Еще немного, и они осмелеют настолько, чтобы швырнуть в него грязью, благо грязи под ногами хватает. А чуть позже полетят гнилые овощи… и камни.

Кто-то, конечно, попытается остановить произвол, взывая к голосу разума, но его не услышат. Зато возможность отомстить, живая, явная, подтолкнет к единственному, как им кажется, верному решению. Слух о происходящем вытряхнет людей из нор и домов, приведет к площади, объединяя общей ненавистью, которую есть на кого выплеснуть.

Будут вилы. И косы. Возможно — костер, который разложат здесь же. Или не станут возиться с хворостом, плеснут на пса черного земляного масла и факел бросят. Он будет метаться, пока не напорется на вилы или, обессилев, не упадет, позволяя огню завершить то, что начали палачи королевы Мэб. Долгая и мучительная смерть в кругу, очерченном сталью.

Война, длившаяся больше четырех лет, окончена?

Да, здесь тоже слышали об этом.

И еще о том, что альвы оставили этот мир на растерзание детям Камня и Железа.

И что они сдержали клятву, отпустив всех пленных.

Королева Мэб любила шутить.

Что ж, как по мне, этот мир немного потерял с ее уходом. Но люди думали иначе, а быть может, и не думали вовсе, но желали лишь выместить на ком-то накопленные обиды и боль от потерь.
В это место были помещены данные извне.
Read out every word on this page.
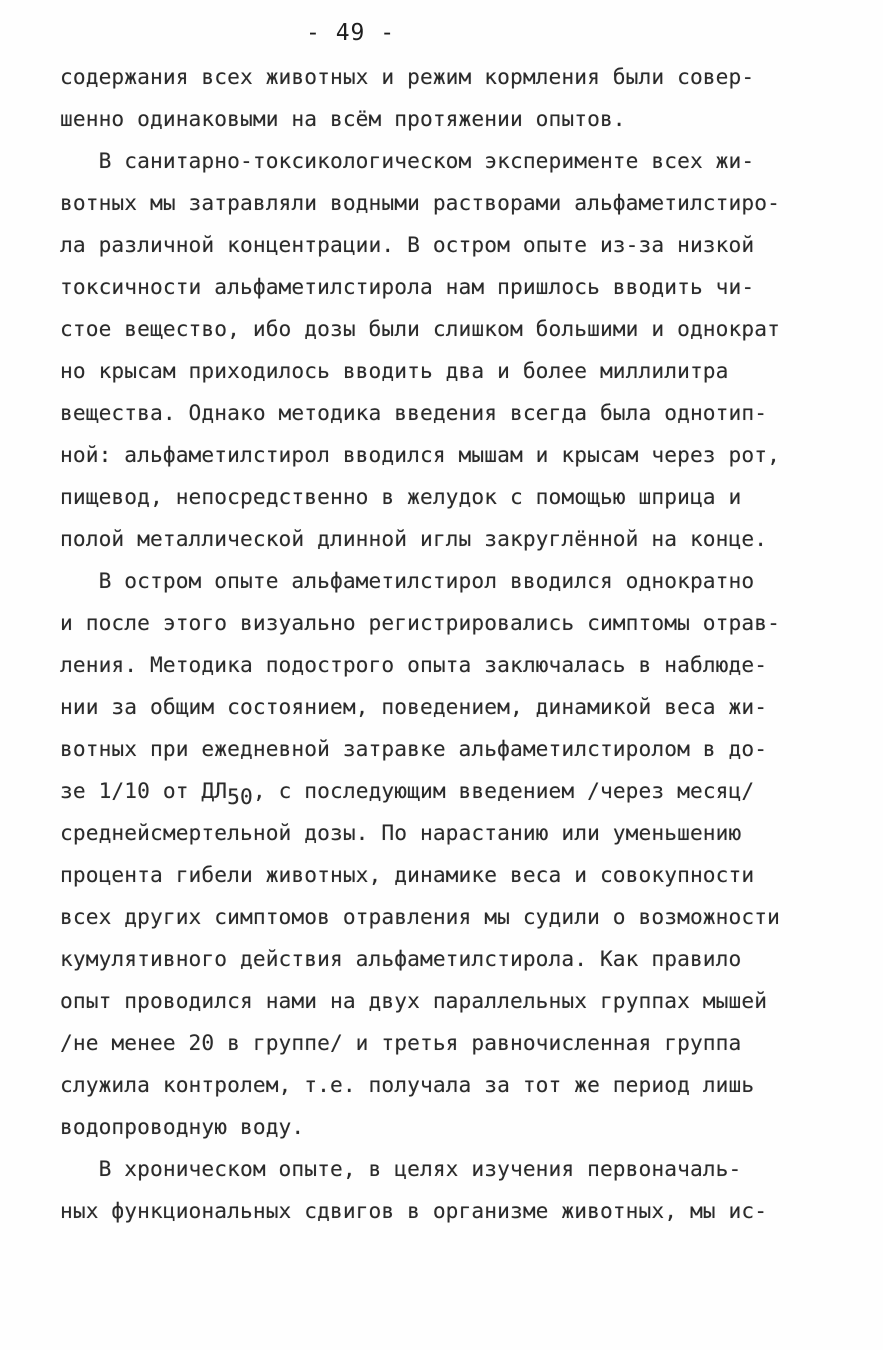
- 49 -
содержания всех животных и режим кормления были совер-
шенно одинаковыми на всём протяжении опытов.
В санитарно-токсикологическом эксперименте всех жи-
вотных мы затравляли водными растворами альфаметилстиро-
ла различной концентрации. В остром опыте из-за низкой
токсичности альфаметилстирола нам пришлось вводить чи-
стое вещество, ибо дозы были слишком большими и однократ
но крысам приходилось вводить два и более миллилитра
вещества. Однако методика введения всегда была однотип-
ной: альфаметилстирол вводился мышам и крысам через рот,
пищевод, непосредственно в желудок с помощью шприца и
полой металлической длинной иглы закруглённой на конце.
В остром опыте альфаметилстирол вводился однократно
и после этого визуально регистрировались симптомы отрав-
ления. Методика подострого опыта заключалась в наблюде-
нии за общим состоянием, поведением, динамикой веса жи-
вотных при ежедневной затравке альфаметилстиролом в до-
зе 1/10 от ДЛ50, с последующим введением /через месяц/
среднейсмертельной дозы. По нарастанию или уменьшению
процента гибели животных, динамике веса и совокупности
всех других симптомов отравления мы судили о возможности
кумулятивного действия альфаметилстирола. Как правило
опыт проводился нами на двух параллельных группах мышей
/не менее 20 в группе/ и третья равночисленная группа
служила контролем, т.е. получала за тот же период лишь
водопроводную воду.
В хроническом опыте, в целях изучения первоначаль-
ных функциональных сдвигов в организме животных, мы ис-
Я не собиралась вмешиваться.

Какое мне дело до пса?

До альвов?

До людей?

До этого места, одного из многих, которые мне пришлось увидеть?

Затерянный городок, опоясанный речушкой, что почти заросла тиной. Остатки стены. Городские ворота и устье центральной улицы, которая за площадью разбивается на ручьи переулков. Дома стоят тесно и порой срастаются водостоками, поверх которых хозяйки вывешивают белье, чем выше, тем лучше.

Мирное местечко, сонное. И война вряд ли что-то переменила в обычном его существовании.

Настоящего голода здесь не знали.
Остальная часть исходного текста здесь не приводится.